I stopped him, not needing to hear more. In fact, it mattered to me that I seem uninterested in the details of that distant morass.

“No Mingus to protect you,” I said, with satisfaction.

In reply came only Arthur’s breathing on the line, and I detected a little phantom of fake-asthmatic seizure in his genuine panic.

“Buy a Greyhound ticket,” I said. “We’ll unload the stuff in a couple of days, no problem. You’ll come back with his money.”

It didn’t take much to persuade Arthur. The next day, a Tuesday, the first light snow of the season drifted down as I waited at the depot in Camden Town. The bus curled in the wide lot, making virgin treadmarks in the fresh accumulation. It sighed to a stop and the driver emerged to pop the undercarriage, but Arthur hadn’t stowed anything. He tiptoed through the snow with an Adidas gym bag slung on the shoulder of his inadequate bomber jacket, blowing into cupped hands and looking bewildered.

“This is your school?”

“This is the town. School’s three miles out.”

He regarded me blankly.

“It’s an easy hitch,” I boasted. This was another secret perk: someone from the school, an upperclassman or a graduate student with a car, sometimes even a professor, invariably recognized the style of dress which distinguished you from a local and picked you up on the side of Route 9A, to ferry you from the dying industrial center of Camden, past the strip malls which had vampired the town’s life, and into the woods, up the long driveway behind the college’s gates. I wanted Arthur cowed by the full effect. I hoisted his Adidas bag and we trudged across a Dunkin’ Donuts lot, to the gray-sleeted roadway.

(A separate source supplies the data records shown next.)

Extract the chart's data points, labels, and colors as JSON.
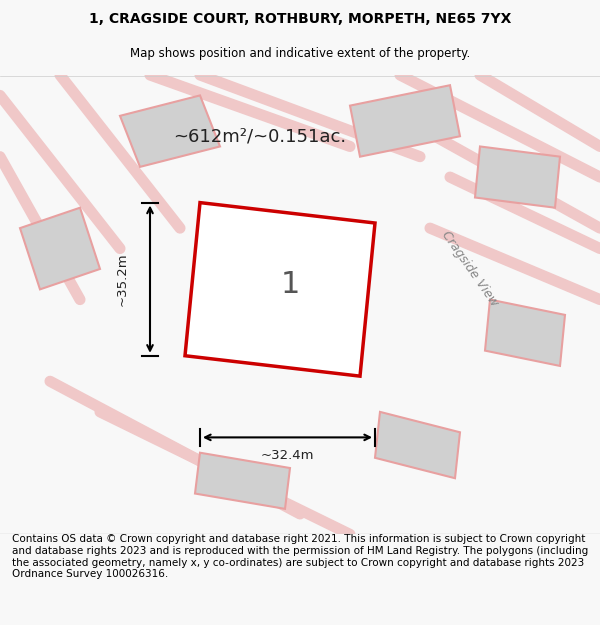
{
  "title_line1": "1, CRAGSIDE COURT, ROTHBURY, MORPETH, NE65 7YX",
  "title_line2": "Map shows position and indicative extent of the property.",
  "area_text": "~612m²/~0.151ac.",
  "label_number": "1",
  "dim_width": "~32.4m",
  "dim_height": "~35.2m",
  "street_label": "Cragside View",
  "footer_text": "Contains OS data © Crown copyright and database right 2021. This information is subject to Crown copyright and database rights 2023 and is reproduced with the permission of HM Land Registry. The polygons (including the associated geometry, namely x, y co-ordinates) are subject to Crown copyright and database rights 2023 Ordnance Survey 100026316.",
  "bg_color": "#f8f8f8",
  "map_bg": "#ffffff",
  "plot_color_fill": "#ffffff",
  "plot_color_edge": "#cc0000",
  "neighbor_fill": "#d0d0d0",
  "neighbor_edge": "#e8a0a0",
  "road_color": "#f0c8c8",
  "title_fontsize": 10,
  "footer_fontsize": 7.5
}
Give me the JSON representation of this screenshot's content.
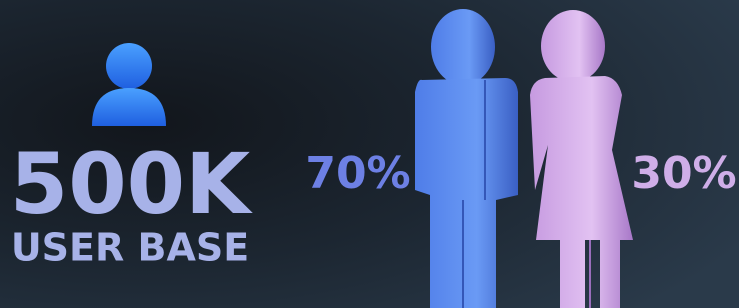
{
  "stat": {
    "value": "500K",
    "label": "USER BASE"
  },
  "gender_split": [
    {
      "percent": "70%"
    },
    {
      "percent": "30%"
    }
  ]
}
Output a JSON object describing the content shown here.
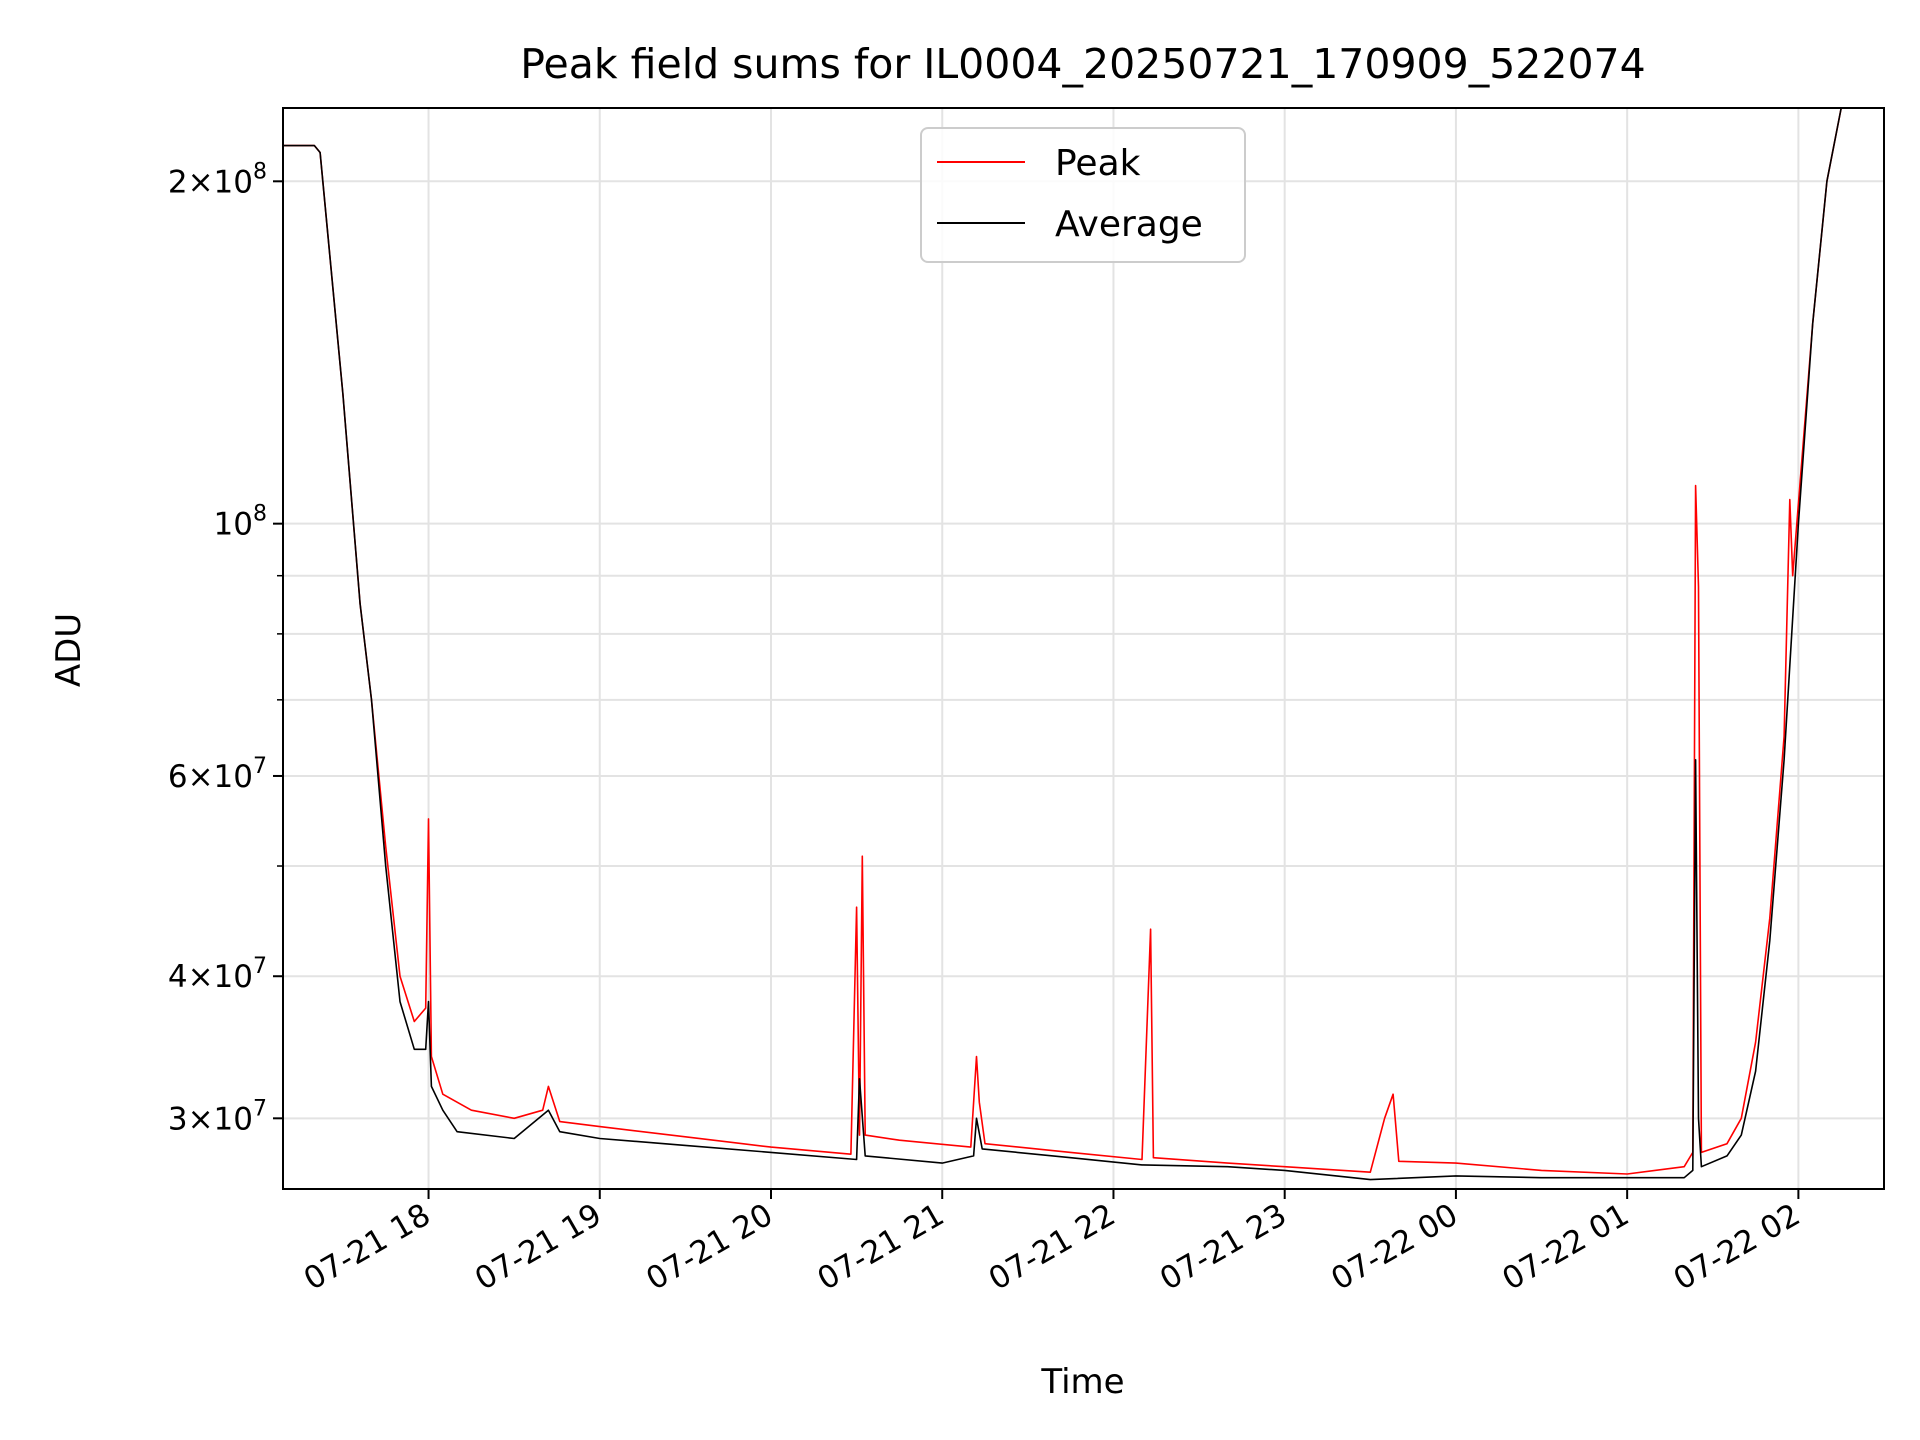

As it happened, the car which stopped for us belonged to Richard Brodeur, president. Maybe he’d gone into town for a slice of pizza. As we climbed into the car I introduced Arthur as a friend visiting from New York. Brodeur greeted him uneasily, and reminded me of the official policy requiring overnight guests in dorms to register with the office. And of the three-day limit for such visits. I assured him we’d comply. Brodeur seemed aged from the man I’d seen deliver the pizza speech—I wondered if his first three months at Camden could have been as full as mine. I felt sorry for him, actually. Picking us up on the road seemed evidence of a desolate wish to be liked, to find a place for himself in the casual atmosphere, one he hadn’t found, yet.